Two vanishing points won't help *as a rule* but can be part of the solution. The thing is that, as Monsiour OUXX said, you're dealing with a 2D image in which a character moves in a 3D way. But fortunately a long history of games is already working for you: Players are usually aware that adventure games tend to cheat a lot. For example, virtually every classic adventure game displays its characters as "front views" when in reality they should be tilted a little. And scaling never looks totally convincing anyway.
But the larger and more complex your environment, the more players will notice that there is no true 3D.

Some "rules of thumb":
- a very low horizon line tends to create scenes that look "flat" but make it easy to have a character move around without ever looking too weird
- in a scene with much depth, restrict the area your character can actually walk around in.
- try to design the "main area" of a location, where all the cool stuff happens, to have no scaling at all.
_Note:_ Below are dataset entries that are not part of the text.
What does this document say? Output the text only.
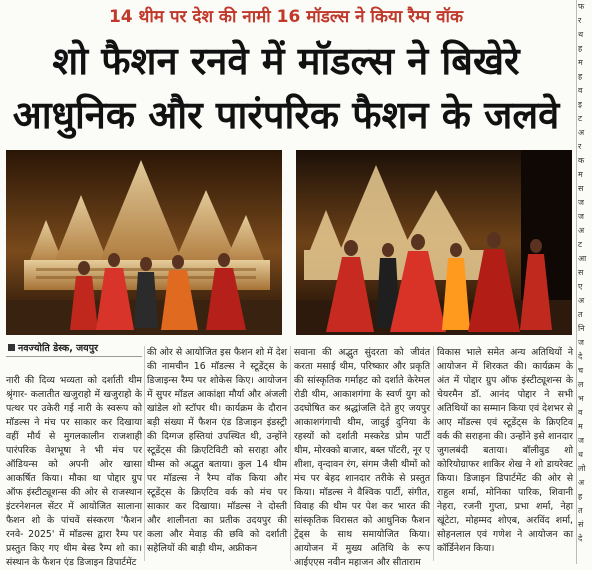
14 थीम पर देश की नामी 16 मॉडल्स ने किया रैम्प वॉक
शो फैशन रनवे में मॉडल्स ने बिखेरे
आधुनिक और पारंपरिक फैशन के जलवे
नवज्योति डेस्क, जयपुर
नारी की दिव्य भव्यता को दर्शाती थीम श्रृंगार- कलातीत खजुराहो में खजुराहो के पत्थर पर उकेरी गई नारी के स्वरूप को मॉडल्स ने मंच पर साकार कर दिखाया वहीं मौर्य से मुगलकालीन राजशाही पारंपरिक वेशभूषा ने भी मंच पर ऑडियन्स को अपनी ओर खासा आकर्षित किया। मौका था पोद्दार ग्रुप ऑफ इंस्टीट्यूशन्स की ओर से राजस्थान इंटरनेशनल सेंटर में आयोजित सालाना फैशन शो के पांचवें संस्करण 'फैशन रनवे- 2025' में मॉडल्स द्वारा रैम्प पर प्रस्तुत किए गए थीम बेस्ड रैम्प शो का। संस्थान के फैशन एंड डिजाइन डिपार्टमेंट
की ओर से आयोजित इस फैशन शो में देश की नामचीन 16 मॉडल्स ने स्टूडेंट्स के डिजाइन्स रैम्प पर शोकेस किए। आयोजन में सुपर मॉडल आकांक्षा मौर्या और अंजली खांडेल शो स्टॉपर थी। कार्यक्रम के दौरान बड़ी संख्या में फैशन एंड डिजाइन इंडस्ट्री की दिग्गज हस्तियां उपस्थित थी, उन्होंने स्टूडेंट्स की क्रिएटिविटी को सराहा और थीम्स को अद्भुत बताया। कुल 14 थीम पर मॉडल्स ने रैम्प वॉक किया और स्टूडेंट्स के क्रिएटिव वर्क को मंच पर साकार कर दिखाया। मॉडल्स ने दोस्ती और शालीनता का प्रतीक उदयपुर की कला और मेवाड़ की छवि को दर्शाती सहेलियों की बाड़ी थीम, अफ्रीकन
सवाना की अद्भुत सुंदरता को जीवंत करता मसाई थीम, परिष्कार और प्रकृति की सांस्कृतिक गर्माहट को दर्शाते केरेमल रोडी थीम, आकाशगंगा के स्वर्ण युग को उदघोषित कर श्रद्धांजलि देते हुए जयपुर आकाशगंगाची थीम, जादुई दुनिया के रहस्यों को दर्शाती मस्करेड प्रोम पार्टी थीम, मोरक्को बाजार, बब्ल पॉटरी, नूर ए शीशा, वृन्दावन रंग, संगम जैसी थीमों को मंच पर बेहद शानदार तरीके से प्रस्तुत किया। मॉडल्स ने वैश्विक पार्टी, संगीत, विवाह की थीम पर पेश कर भारत की सांस्कृतिक विरासत को आधुनिक फैशन ट्रेंड्स के साथ समायोजित किया। आयोजन में मुख्य अतिथि के रूप आईएएस नवीन महाजन और सीताराम
विकास भाले समेत अन्य अतिथियों ने आयोजन में शिरकत की। कार्यक्रम के अंत में पोद्दार ग्रुप ऑफ इंस्टीट्यूशन्स के चेयरमैन डॉ. आनंद पोद्दार ने सभी अतिथियों का सम्मान किया एवं देशभर से आए मॉडल्स एवं स्टूडेंट्स के क्रिएटिव वर्क की सराहना की। उन्होंने इसे शानदार जुगलबंदी बताया। बॉलीवुड शो कोरियोग्राफर शाकिर शेख ने शो डायरेक्ट किया। डिजाइन डिपार्टमेंट की ओर से राहुल शर्मा, मोनिका पारिक, शिवानी नेहरा, रजनी गुप्ता, प्रभा शर्मा, नेहा खूंटेटा, मोहम्मद शोएब, अरविंद शर्मा, सोहनलाल एवं गणेश ने आयोजन का कॉर्डिनेशन किया।
फ
र
थ
ह
म
ह
व
इ
ट
अ
र
क
म
स
ज
ज
अ
ट
आ
स
ए
अ
त
नि
ज
दे
च
ल
भ
व
म
ज
ध
लो
अ
ह
त
सं
दे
I need to add that I am no great fan of perfectly constructed perspective anyways; a little creative cheating can make a scene look actually better than the "realistic" one. It's a game and people are aware they are playing a game. That may sound lazy but... how often do you feel better after eating a health kit? (laugh)

AprilSkies

#4
In cases like this, in my games I have to build a non-uniform scaling environment.

I do this in two ways, a more basic one that consists in drawing different walkable areas each one scaling of a certain amount. The important thing is that those areas DON'T have the same height. See this example:



The other way is to set the scaling as "manual" and build a function called in rep.execute Always, that scales the characters depending on their Y coordinate.

As you can see in the image, the scaling amount has not to be uniform (cause it will seems weird), but needs to be changed depending on how far the character is from camera (problem of the central prospective).


Of course not simple as in my image. You need to set some areas and start to try till you find a combo that don't seems weird.

Or..... just change prospective, as Monsieur OUXX suggested.

www.apemarina.altervista.org

Mandle

AprilSkies: Amazing little mini-tutorial on scaling! I hope a lot of people view this. Seriously mate, if you ever have the time you should write some tutorials for those of us without your skillz!

Snarky

#6
I've been looking at that diagram, AprilSkies, and I can't shake the feeling that it's... wrong. Assuming a flat floor in one-point perspective, the scaling should be uniform for the whole walkable area.

This is how I figure it: Imagine that the walkable area goes all the way to the horizon, so the scaling is from 100% at the bottom to 0% at the top. Let's say, for the sake of simplicity, that it's 100 pixels in height. Now, imagine that our "camera angle" is from the head-height of the character. Then, the top of the character's head will line up with the horizon, at any distance (and the sprite-height at 100% is therefore also 100 pixels). In other words, as it recedes into the distance (gets smaller), its sprite height after scaling should equal the vertical distance from feet to the horizon. We see clearly that the scaling should be uniform: move up ten pixels, scaling factor goes down 10%, e.g. when the feet are at y=horizon + 50, the scaling factor must be 50%, when feet are at y=horizon + 40, scaling factor must be 40%.

And we can generalize this argument to other cases as well. If the top of the walkable area is NOT the horizon (scale=0%), but rather at scale=10% or whatever, it doesn't really matter, because it's just as if the rest of it is unused: the intermediate values are going to be the same. And if the height of the character is not so that the head aligns with the horizon, you can either imagine a taller sprite with empty space at the top (if the head is below the horizon), or repeat the same argument for the part of the character sticking up above the horizon.

So as far as I can see, in no case should you need to scale non-uniformly when you're using linear perspective. In fact, that's essentially what linear perspective MEANS.